Buy This Stock, Eh?

WHEN INVESTORS FIRST HEARD the story of Bre-X Minerals, most were aghast. For three years the Canadian mining company claimed to own the world's biggest gold deposit, and its soaring stock turned its executives into millionaires. The gold rush ended in March, when the stock cratered after early tests found little but dirt in Bre-X's Indonesian mining site. But where journalists see a scandal with mini-series potential, Adrian du Plessis sees a familiar tale. Du Plessis spent six years as a trader on the Vancouver Stock Exchange, a market that's nicknamed "The Scam Capital of the World." Now he runs a muckraking Web site that chronicles Canada's dubious deals. "Our reputation is better than it deserves to be," du Plessis says. "Anything you've heard, it's really much worse."

The mystery surrounding Bre-X may end this week, when new tests will show whether there's any gold in those hills. Even if the find is legit, as Bre-X execs insist, the stock's implosion has given investors a reminder that financial markets operate differently north of the U.S. border. Canada's markets are small, but they produce more than their share of shady investments. Even most market neophytes have heard of the treacherous Vancouver exchange, home of historically dubious investments like MTC Electronic Technologies, which promised profits by running a cell-phone network in China (which was illegal), and Cam-Net Communications, whose chairman landed in court on FBI charges that he offered bribes to boost its stock last fall. This time it's the blue-chip Toronto Stock Exchange that's been blemished. When Bre-X tanked in March, Toronto's computers overloaded, and trading was halted for four days straight. The computer glitch is embarrassing--especially in light of Toronto's move last week to close its trading floor to become North America's largest computerized market. But worse hand-wringing will come if Bre-X's mines turn out to contain hot air instead of gold. Says financial columnist William Hanley of Canada's Financial Post: "This makes it look like there are a bunch of crooks running around up here."

On the books there's little reason scamsters should thrive up north: Canada's securities laws are very similar to U.S. rules. Enforcing them is the problem. Despite years of debate, there are still no federal regulators comparable to the U.S. Securities and Exchange Commission. That leaves underfunded provincial regulators to police the markets, making it easy for crooks to slip through cracks by skipping between provinces.
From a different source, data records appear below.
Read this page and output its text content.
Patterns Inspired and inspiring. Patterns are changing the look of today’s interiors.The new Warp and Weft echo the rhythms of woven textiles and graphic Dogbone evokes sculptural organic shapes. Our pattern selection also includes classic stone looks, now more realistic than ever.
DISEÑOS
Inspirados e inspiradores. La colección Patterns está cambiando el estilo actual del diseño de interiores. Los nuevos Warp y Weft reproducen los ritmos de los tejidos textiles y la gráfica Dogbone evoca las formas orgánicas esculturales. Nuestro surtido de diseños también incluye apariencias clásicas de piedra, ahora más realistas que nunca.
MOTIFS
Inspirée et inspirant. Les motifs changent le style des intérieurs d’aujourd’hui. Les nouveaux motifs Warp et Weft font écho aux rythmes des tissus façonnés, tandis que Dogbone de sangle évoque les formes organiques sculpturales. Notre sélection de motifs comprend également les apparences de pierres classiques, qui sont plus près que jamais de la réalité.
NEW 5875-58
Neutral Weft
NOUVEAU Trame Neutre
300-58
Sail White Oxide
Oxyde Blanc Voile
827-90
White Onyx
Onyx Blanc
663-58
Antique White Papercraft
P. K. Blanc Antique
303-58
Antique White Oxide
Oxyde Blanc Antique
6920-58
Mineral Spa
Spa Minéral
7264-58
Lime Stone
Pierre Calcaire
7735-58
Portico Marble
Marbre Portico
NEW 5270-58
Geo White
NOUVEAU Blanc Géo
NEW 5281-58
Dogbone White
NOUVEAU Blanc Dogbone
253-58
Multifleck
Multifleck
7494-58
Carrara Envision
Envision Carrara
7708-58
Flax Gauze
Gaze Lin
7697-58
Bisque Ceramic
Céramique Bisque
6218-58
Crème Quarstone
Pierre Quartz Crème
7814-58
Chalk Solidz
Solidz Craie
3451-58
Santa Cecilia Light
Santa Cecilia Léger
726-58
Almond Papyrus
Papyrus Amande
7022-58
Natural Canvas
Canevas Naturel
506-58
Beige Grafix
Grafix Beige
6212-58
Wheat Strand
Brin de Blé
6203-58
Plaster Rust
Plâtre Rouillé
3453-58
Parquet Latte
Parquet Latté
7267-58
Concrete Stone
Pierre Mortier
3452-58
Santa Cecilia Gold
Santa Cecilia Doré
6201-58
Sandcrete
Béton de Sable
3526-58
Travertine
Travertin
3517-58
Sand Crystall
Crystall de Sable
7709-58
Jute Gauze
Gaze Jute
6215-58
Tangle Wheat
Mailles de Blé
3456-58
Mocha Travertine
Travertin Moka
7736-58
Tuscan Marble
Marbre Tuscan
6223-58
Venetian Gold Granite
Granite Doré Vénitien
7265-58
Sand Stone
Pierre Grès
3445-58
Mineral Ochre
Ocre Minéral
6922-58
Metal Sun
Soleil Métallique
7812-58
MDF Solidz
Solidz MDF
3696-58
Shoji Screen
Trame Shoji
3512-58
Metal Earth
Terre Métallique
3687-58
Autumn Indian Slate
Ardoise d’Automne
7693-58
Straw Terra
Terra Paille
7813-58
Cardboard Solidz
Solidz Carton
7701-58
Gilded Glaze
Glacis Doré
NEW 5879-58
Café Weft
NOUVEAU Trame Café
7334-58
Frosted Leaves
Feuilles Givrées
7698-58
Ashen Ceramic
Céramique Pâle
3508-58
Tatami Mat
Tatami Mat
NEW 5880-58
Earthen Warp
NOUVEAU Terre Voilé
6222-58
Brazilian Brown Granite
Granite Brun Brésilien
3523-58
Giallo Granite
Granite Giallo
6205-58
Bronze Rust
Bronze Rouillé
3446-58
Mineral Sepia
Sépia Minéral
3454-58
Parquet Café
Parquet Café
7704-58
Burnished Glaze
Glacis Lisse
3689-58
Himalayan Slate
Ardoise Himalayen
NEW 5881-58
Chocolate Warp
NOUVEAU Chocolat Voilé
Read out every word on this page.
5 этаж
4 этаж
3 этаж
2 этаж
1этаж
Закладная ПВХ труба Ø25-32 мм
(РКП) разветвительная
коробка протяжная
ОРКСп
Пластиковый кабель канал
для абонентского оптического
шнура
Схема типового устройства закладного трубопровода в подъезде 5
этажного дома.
The bigger problem, though, comes from Canadian civil laws that practically outlaw class-action lawsuits. In the United States a manager who hiccups too optimistically can be dragged into court by shareholders who complain they were misled; in Canada, such cases are still extremely rare.

Defenders of Canada's markets blame Bre-X-type blowups on the perils of the mining industry rather than on lax regulation. Junior mining companies like Bre-X make up 18 percent of listings in Alberta and 54 percent in Vancouver. Most own nothing more than plots of dirt that will never earn a dime, but the few that do will gush dollars. "Within days a completely worthless piece of ground can be worth billions," says gold analyst John Kaiser. That makes mining stocks gyrate wildly, and those price swings--and the companies' tiny size--make their stock a target for manipulators. The markets' bosses say it's a case of buyer beware. "We don't pretend to be something we're not--these are emerging companies," says Alberta exchange chief Tom Cumming. Warns former Toronto exchange chairman Fred Ketchen: "This isn't like dealing in utility stocks."

In the regulators' defense, Bre-X did pass muster to list on the NASDAQ market and seemed solid enough to find a place in the portfolios of 63 U.S. mutual funds. Says securities lawyer Philip Anisman, "There is no regulatory regime that would prevent the kinds of things that have been alleged against Bre-X." But experts say the latest black eye will create a push for tougher rules. "There's no doubt it will be a catalyst," says lawyer Tom Allen, who led a task force that concluded it was too easy for Canadian companies to fib without penalty. Among his recommendations: tighter disclosure rules and fewer restrictions on shareholder lawsuits. But they'll be too late to help investors like Haig Madjarian, who lost $10 million when Bre-X's stock collapsed. If Bre-X does turn out to be goldless, folks like him may start to believe Mark Twain's adage: a mine is just a hole in the ground with a liar at the top.